ECOGARD XC36080 Premium Cabin Filter
The ECOGARD filter meets or exceeds the same standards as the original Honda cabin air filter, it’s not quite O/E.
ECOGARD say that it filters 99.5% of all airborne contaminants, which is higher than other filters listed here (usually around 98 – 99% effective). They also add that it helps to prevent premature wear on the HVAC system, thanks to improved air flow and efficiency; that’s sort of true, but the same could be said for the other filters listed here also.
Designed for everything from pet dander through to allergens and air pollutants.
ACDelco CF188 GM O/E Cabin Filter
Again, another O/E recommended filter, this time for GM vehicles – it’s manufactured to the same exacting standards as all the original equipment supplied by ACDelco.
The CF188 uses a long ‘media’ that’s attached to the non-woven material to help filter more particles without decreasing air flow, and it has a triple layer compound, which is designed to filter contaminants in differing sizes, obviously down to microscopic airborne pollutants.

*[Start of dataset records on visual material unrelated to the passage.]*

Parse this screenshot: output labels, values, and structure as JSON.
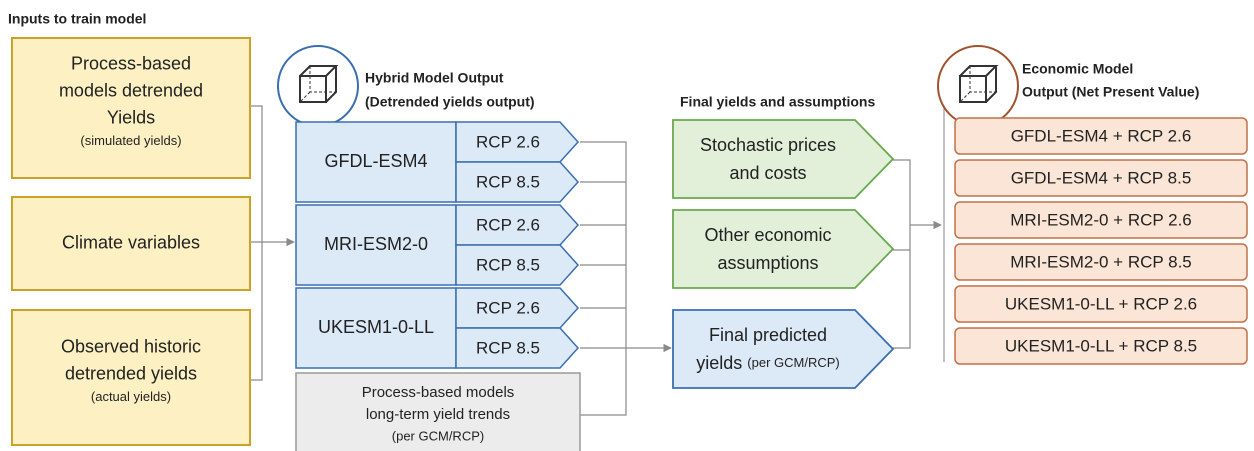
{
  "inputs_title": "Inputs to train model",
  "inputs": [
    {
      "lines": [
        "Process-based",
        "models detrended",
        "Yields"
      ],
      "note": "(simulated yields)"
    },
    {
      "lines": [
        "Climate variables"
      ]
    },
    {
      "lines": [
        "Observed historic",
        "detrended yields"
      ],
      "note": "(actual yields)"
    }
  ],
  "hybrid": {
    "title": [
      "Hybrid Model Output",
      "(Detrended yields output)"
    ],
    "models": [
      {
        "name": "GFDL-ESM4",
        "rcps": [
          "RCP 2.6",
          "RCP 8.5"
        ]
      },
      {
        "name": "MRI-ESM2-0",
        "rcps": [
          "RCP 2.6",
          "RCP 8.5"
        ]
      },
      {
        "name": "UKESM1-0-LL",
        "rcps": [
          "RCP 2.6",
          "RCP 8.5"
        ]
      }
    ],
    "trend_box": [
      "Process-based models",
      "long-term yield trends",
      "(per GCM/RCP)"
    ]
  },
  "final": {
    "title": "Final yields and assumptions",
    "boxes": [
      {
        "lines": [
          "Stochastic prices",
          "and costs"
        ]
      },
      {
        "lines": [
          "Other economic",
          "assumptions"
        ]
      },
      {
        "lines": [
          "Final predicted",
          "yields"
        ],
        "note": "(per GCM/RCP)"
      }
    ]
  },
  "economic": {
    "title": [
      "Economic Model",
      "Output (Net Present Value)"
    ],
    "outputs": [
      "GFDL-ESM4 + RCP 2.6",
      "GFDL-ESM4 + RCP 8.5",
      "MRI-ESM2-0 + RCP 2.6",
      "MRI-ESM2-0 + RCP 8.5",
      "UKESM1-0-LL + RCP 2.6",
      "UKESM1-0-LL + RCP 8.5"
    ]
  }
}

All in, the ACDelco product is well manufactured and does a great job of cleaning the air that we breath, without adding strain in to the system.
It’s worth remembering that even putting aside any extra strains that a clogged cabin filter can put on the HVAC system, it’s literally cleaning the air that you breathe in the car, so you should definitely change the filter more often than ‘once in a while’.
It’s not worth getting a shop to change the filter … even if you’re the type of person that wouldn’t know one end of a wrench from another, you will know someone that could swap it out for you, it’s one of the easiest jobs when owning a car – it just sounds complicated because it’s hidden.